True, the tix were $25.00, for a show with a decent buffet. Still, the handful of people willing to ante up for the ArtsCenter's theatrical future based on its checkered past indicated a theater-going community's wait-and-see approach to the changes now in progress. Clearly, significant fence-mending and bridge re-building remains to be done.
***1/2 The Misanthrope, Deep Dish Theater--Any critic could have told Alceste: Deep down, everybody wants a frank, unsparing critique--as long as it's about someone else, preferably out of earshot. In Moliere's farce, a foolish title character sickened by the hypocrisies of courtly life renounces social subterfuge, telling everyone exactly what he thinks of them. Then he demands his lady love, Celimene, join him in ascetic bliss. But hasn't that social butterfly a hidden, stinging wit--and a predilection for the intrigues Alceste despises?
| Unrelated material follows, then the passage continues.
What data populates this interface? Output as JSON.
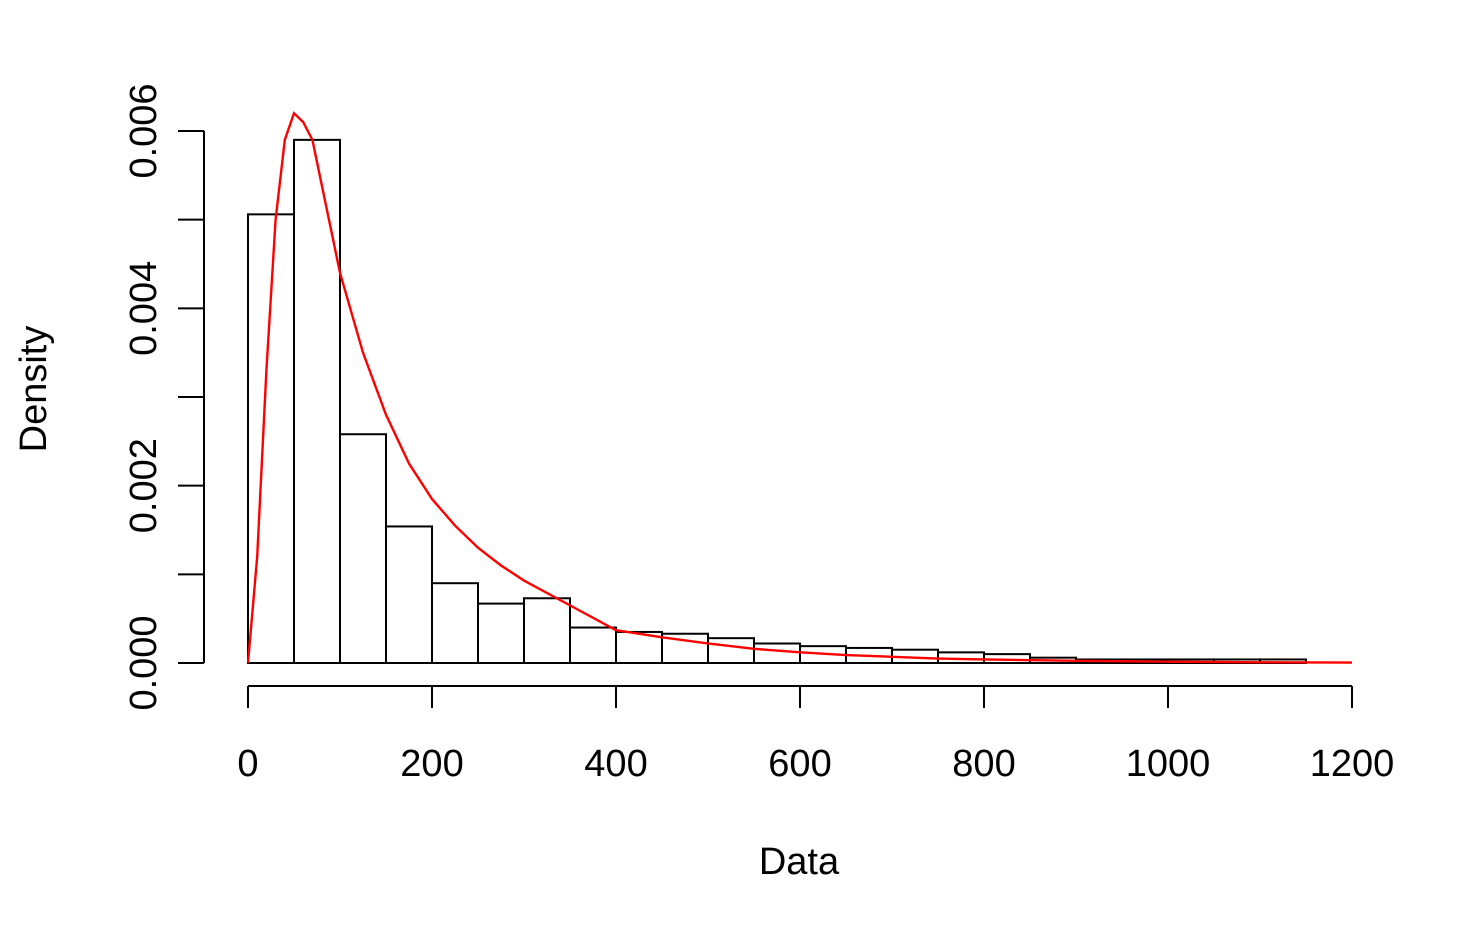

In the title role, Roman Pearah is redirected to the comic extremities we enjoyed in 2002's Arms and the Man. Katja Hill charms early as Celimene; as her character's few small foibles are revealed, Hill deftly turns her into something just a bit more out of Edward Gorey. Memorable turns from Nicole Farmer as the catty Arsinoe and Jack Prather, Thomas King and Tommy Van Hoang as assorted fops add to the savor. Occasionally cloying rhymed couplets seem unavoidable in Moliere translations; Richard Wilbur's fares better than most. Moliere's social criticism is sharp and never forgets that the joke's ultimately on us. Recommended.